Cancer-stricken new mom wins appeal for EI sickness benefits

EI umpire finds original denial of benefits because woman wasn’t working when she fell ill wasn’t the intention of EI legislation

An Ontario woman has won her battle for employment insurance (EI) sickness benefits for breast cancer treatment that she was originally denied because she was already on parental leave.

Natalya Rougas, a 39-year-old marketing co-ordinator, was on parental leave with an intended return-to-work date in January 2010 when she was diagnosed with breast cancer. Since the treatment — chemotherapy and a mastectomy — would run after the end of her parental leave, Rougas applied for 15 additional weeks of EI sick leave benefits allowed for women on parental leave who fall seriously ill during their leave.

However, Human Resources and Skills Development Canada (HRSDC) rejected Rougas’ claim, telling her she wasn’t eligible because she wasn’t otherwise working or available for work when she became ill. Rougas appealed to the EI board of referees but this was also rejected.

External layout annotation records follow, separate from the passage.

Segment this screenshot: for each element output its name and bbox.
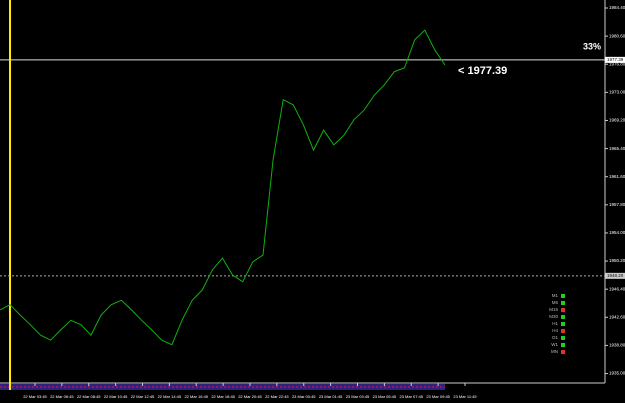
timeframe-label: H1: [552, 321, 558, 326]
x-tick-label: 22 Mar 14:45: [158, 394, 182, 399]
timeframe-label: M15: [549, 307, 558, 312]
y-tick-label: 1976.80: [609, 61, 625, 66]
timeframe-label: M30: [549, 314, 558, 319]
x-tick-label: 22 Mar 03:45: [23, 394, 47, 399]
timeframe-label: D1: [552, 335, 558, 340]
y-tick-label: 1950.20: [609, 258, 625, 263]
x-tick-label: 23 Mar 03:45: [346, 394, 370, 399]
y-tick-label: 1954.00: [609, 230, 625, 235]
x-tick-label: 22 Mar 18:45: [211, 394, 235, 399]
x-tick-label: 23 Mar 00:45: [292, 394, 316, 399]
timeframe-status: [561, 350, 565, 354]
x-tick-label: 23 Mar 11:45: [453, 394, 477, 399]
y-tick-label: 1984.40: [609, 5, 625, 10]
timeframe-status: [561, 301, 565, 305]
timeframe-status: [561, 329, 565, 333]
bid-box: [605, 56, 625, 63]
timeframe-status: [561, 322, 565, 326]
timeframe-label: MN: [551, 349, 558, 354]
x-tick-label: 23 Mar 01:45: [319, 394, 343, 399]
x-tick-label: 22 Mar 08:45: [77, 394, 101, 399]
indicator-strip: [0, 384, 445, 390]
timeframe-status: [561, 336, 565, 340]
timeframe-label: M5: [552, 300, 559, 305]
percent-label: 33%: [583, 41, 601, 51]
x-tick-label: 22 Mar 22:45: [265, 394, 289, 399]
y-tick-label: 1961.60: [609, 174, 625, 179]
x-tick-label: 23 Mar 09:45: [426, 394, 450, 399]
x-tick-label: 22 Mar 06:45: [50, 394, 74, 399]
timeframe-status: [561, 315, 565, 319]
timeframe-label: H4: [552, 328, 558, 333]
y-tick-label: 1973.00: [609, 90, 625, 95]
y-tick-label: 1942.60: [609, 314, 625, 319]
y-tick-label: 1969.20: [609, 118, 625, 123]
bid-label: 1977.39: [607, 57, 624, 62]
price-line: [0, 29, 446, 346]
x-tick-label: 23 Mar 07:45: [399, 394, 423, 399]
x-tick-label: 22 Mar 10:45: [104, 394, 128, 399]
y-tick-label: 1946.40: [609, 286, 625, 291]
y-tick-label: 1935.00: [609, 371, 625, 376]
y-tick-label: 1957.80: [609, 202, 625, 207]
y-tick-label: 1980.60: [609, 33, 625, 38]
y-tick-label: 1938.80: [609, 343, 625, 348]
x-tick-label: 23 Mar 05:45: [373, 394, 397, 399]
timeframe-status: [561, 294, 565, 298]
timeframe-label: M1: [552, 293, 559, 298]
x-tick-label: 22 Mar 12:45: [131, 394, 155, 399]
timeframe-status: [561, 343, 565, 347]
x-tick-label: 22 Mar 16:45: [184, 394, 208, 399]
timeframe-status: [561, 308, 565, 312]
y-tick-label: 1965.40: [609, 146, 625, 151]
level-label: 1948.20: [607, 273, 624, 278]
x-tick-label: 22 Mar 20:45: [238, 394, 262, 399]
level-box: [605, 272, 625, 279]
timeframe-label: W1: [551, 342, 558, 347]
price-annotation: < 1977.39: [458, 65, 507, 77]
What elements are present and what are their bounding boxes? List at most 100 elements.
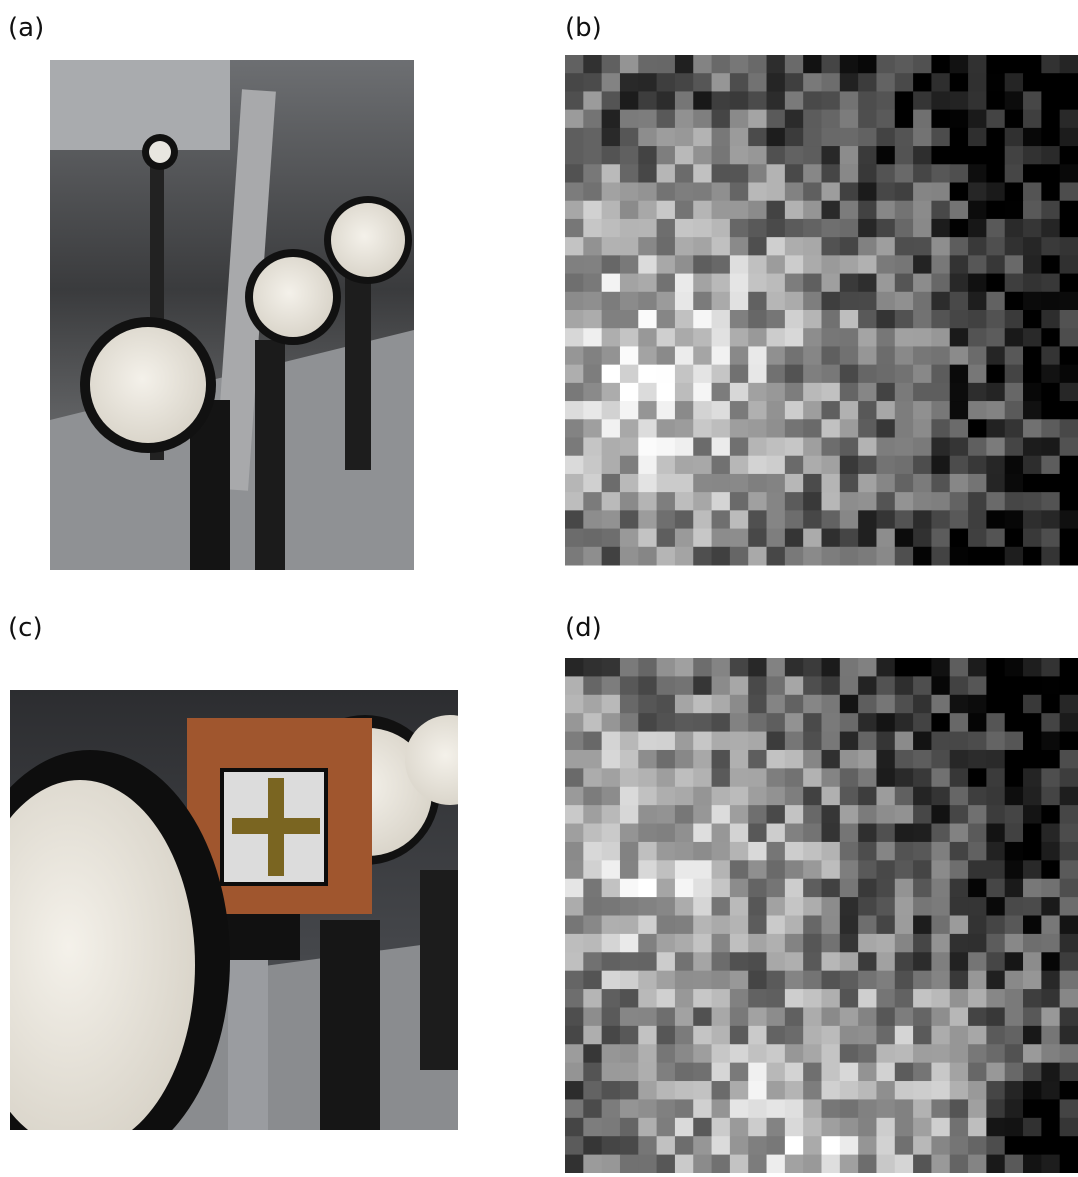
pixel — [657, 750, 676, 769]
pixel — [620, 164, 639, 183]
pixel — [748, 676, 767, 695]
pixel — [913, 328, 932, 347]
pixel — [895, 842, 914, 861]
pixel — [822, 146, 841, 165]
pixel — [986, 787, 1005, 806]
pixel — [565, 529, 584, 548]
pixel — [565, 1081, 584, 1100]
pixel — [602, 1026, 621, 1045]
pixel — [858, 237, 877, 256]
pixel — [1023, 1099, 1042, 1118]
pixel — [822, 529, 841, 548]
pixel — [693, 383, 712, 402]
pixel — [583, 916, 602, 935]
pixel — [1023, 805, 1042, 824]
pixel — [712, 952, 731, 971]
pixel — [748, 219, 767, 238]
pixel — [785, 676, 804, 695]
pixel — [803, 1026, 822, 1045]
pixel — [858, 419, 877, 438]
pixel — [876, 916, 895, 935]
pixel — [986, 328, 1005, 347]
pixel — [895, 419, 914, 438]
pixel — [858, 842, 877, 861]
pixel — [840, 474, 859, 493]
pixel — [1060, 732, 1078, 751]
pixel — [840, 1136, 859, 1155]
pixel — [968, 292, 987, 311]
pixel — [767, 346, 786, 365]
pixel — [913, 1063, 932, 1082]
pixel — [565, 492, 584, 511]
pixel — [858, 292, 877, 311]
pixel — [950, 55, 969, 74]
pixel — [638, 164, 657, 183]
pixel — [840, 1026, 859, 1045]
pixel — [748, 164, 767, 183]
pixel — [950, 328, 969, 347]
pixel — [620, 219, 639, 238]
pixel — [895, 897, 914, 916]
pixel — [565, 91, 584, 110]
pixel — [730, 989, 749, 1008]
pixel — [602, 310, 621, 329]
pixel — [968, 732, 987, 751]
pixel — [858, 274, 877, 293]
pixel — [638, 456, 657, 475]
pixel — [931, 1026, 950, 1045]
pixel — [950, 1136, 969, 1155]
pixel — [858, 879, 877, 898]
pixel — [840, 219, 859, 238]
pixel — [968, 401, 987, 420]
pixel — [986, 750, 1005, 769]
pixel — [1060, 1063, 1078, 1082]
pixel — [675, 805, 694, 824]
pixel — [895, 768, 914, 787]
pixel — [858, 110, 877, 129]
pixel — [712, 146, 731, 165]
pixel — [767, 55, 786, 74]
pixel — [968, 164, 987, 183]
pixel — [602, 1136, 621, 1155]
pixel — [876, 547, 895, 566]
pixel — [803, 146, 822, 165]
pixel — [950, 971, 969, 990]
pixel — [1023, 750, 1042, 769]
pixel — [583, 842, 602, 861]
pixel — [693, 146, 712, 165]
pixel — [638, 401, 657, 420]
pixel — [895, 146, 914, 165]
pixel — [620, 55, 639, 74]
pixel — [1005, 805, 1024, 824]
pixel — [675, 1044, 694, 1063]
pixel — [895, 1044, 914, 1063]
pixel — [657, 237, 676, 256]
pixel — [986, 383, 1005, 402]
pixel — [638, 897, 657, 916]
pixel — [822, 510, 841, 529]
pixel — [1005, 676, 1024, 695]
pixel — [1041, 713, 1060, 732]
pixel — [968, 529, 987, 548]
pixel — [913, 292, 932, 311]
pixel — [1041, 842, 1060, 861]
pixel — [913, 952, 932, 971]
pixel — [565, 1007, 584, 1026]
pixel — [730, 952, 749, 971]
pixel — [968, 219, 987, 238]
pixel — [986, 1026, 1005, 1045]
pixel — [858, 492, 877, 511]
pixel — [950, 547, 969, 566]
pixel — [785, 492, 804, 511]
pixel — [840, 860, 859, 879]
pixel — [840, 128, 859, 147]
pixel — [895, 805, 914, 824]
pixel — [1060, 750, 1078, 769]
pixel — [1060, 73, 1078, 92]
pixel — [931, 274, 950, 293]
pixel — [931, 219, 950, 238]
pixel — [931, 971, 950, 990]
pixel — [1060, 91, 1078, 110]
pixel — [730, 1136, 749, 1155]
pixel — [822, 1099, 841, 1118]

Rougas then took her claim to an EI umpire, in this case Justice R.J. Marin, who disagreed with HRSDC and the board of referees’ interpretation of the Employment Insurance Act. Marin found 2002 amendments to the act were intended to provide sickness benefits to women who contracted a serious illness at or near the end of their maternity and parental leave.

“If the (EI) Commission were to give a more liberal interpretation to the provisions of the act in relation to women who are able to establish a serious illness at the end of their maternal/parental leave, its approach would be consistent with the will of elected officials,” said Marin.

The sick leave benefits are worth $400 a week, or about $6,000 in total.

“The bureaucrats were not interpreting the law in the way in which Parliament had intended,” Rougas’ lawyer, Stephen Moreau, told the Toronto Star. ““It took somebody courageous like this umpire to see the merits of our position.”